Para mantenernos allí, dependemos de la relación que los adultos que nos crían mantengan con nosotros. Hay dos opciones: Nos respetan o no nos respetan. Es similar a lo que hacemos con la tierra, el agua y el aire: Combatimos contra la naturaleza o convivimos con la naturalza. Si pretendemos que la vida salvaje se adecúe a nuestras pretensiones egoístas, lo lograremos eliminando todo vestigio de creación. En cambio si soñamos vivir en armonía, nos dedicaremos a observar, aprender y respetar a nuestro entorno.
Exactamente lo mismo acontece cuando nos relacionamos con los niños: O aprendemos de ellos o nos perderemos para siempre.
La noción de civilización niñocéntrica, produce escozor en los adultos. ¿Qué significa? ¿Qué los niños ahora van a hacer lo que se les dé la gana? ¿Qué habrá que aguantar a los niños tiranos? ¿Qué el mundo estará al revés? ¿Qué no hay que poner límites?
Nada de eso. Esos miedos son consecuencia de las infancias que nosotros hemos padecido y que nos han precipitado a un pozo de observación demasiado estrecho, más afin a los prejuicios que a la contemplación sincera.
Insisto que la referencia más confiable con la que contamos, es el niño tal cual llega al mundo.
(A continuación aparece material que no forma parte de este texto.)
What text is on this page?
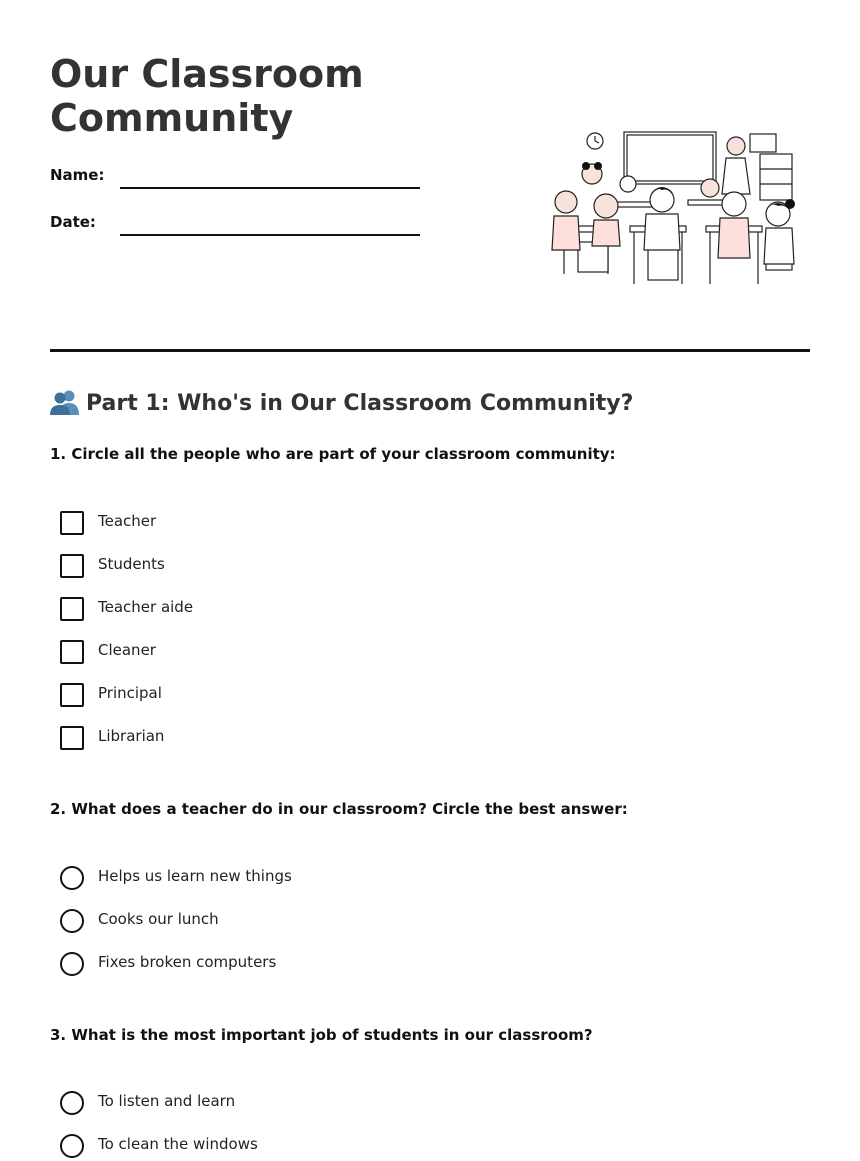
Our Classroom
Community
Name:
Date:
Part 1: Who's in Our Classroom Community?

1. Circle all the people who are part of your classroom community:

Teacher
Students
Teacher aide
Cleaner
Principal
Librarian

2. What does a teacher do in our classroom? Circle the best answer:

Helps us learn new things
Cooks our lunch
Fixes broken computers

3. What is the most important job of students in our classroom?

To listen and learn
To clean the windows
Todos los niños nacemos iguales. Hoy, hace 10.000 años, dentro de 234.658 años. En Singapur, en Berlin, en Argel, en Nueva Delhi, en Rio de Janeiro, en Moscú, en Madrid o en Yaundé. No importa el tiempo ni la geografía, cientos de miles de niños seguimos naciendo como está previsto por nuestra especie.
Es usual oir decir a los padres que los niños no llegan con un manual de instrucciones bajo el brazo, por eso es difícil ser padres. Falso. Los recién nacidos conservamos esas instrucciones delicadamente y en alineación absoluta con nuestra propia esencia, de hecho las manifestamos a cada instante. Pero los adultos no estamos dispuestos a tomarlas en cuenta. Nos gustaría que las instrucciones fueran otras. Pero son las que son. Así funciona.
Si sólo nos dedicarámos a cuidar la ecología con la que cada niño llega al mundo, así como algunos de nosotros procuramos cuidar la ecología del planeta, la vida sería muchísimo más sencilla, armoniosa, grata y próspera. Solo tenemos que observar, responder, avalar y garantizar a cada niño, que haremos por él lo que él está reclamando. Solo eso sería suficiente para instalar entre todos una civilización milimétricamente adaptada a las necesidades de los niños pequeños, y en la que cada decisión comunitaria sea tomada en cuenta según el bienestar de los niños pequeños.
Estoy segura que si confiáramos en la naturaleza instintiva de cada niño, recuperaríamos el sentido común, la alegría y la prosperidad. Y sobre todo, recuperaríamos algo que hemos perdido hace muchas generaciones: la capacidad de amar al prójimo.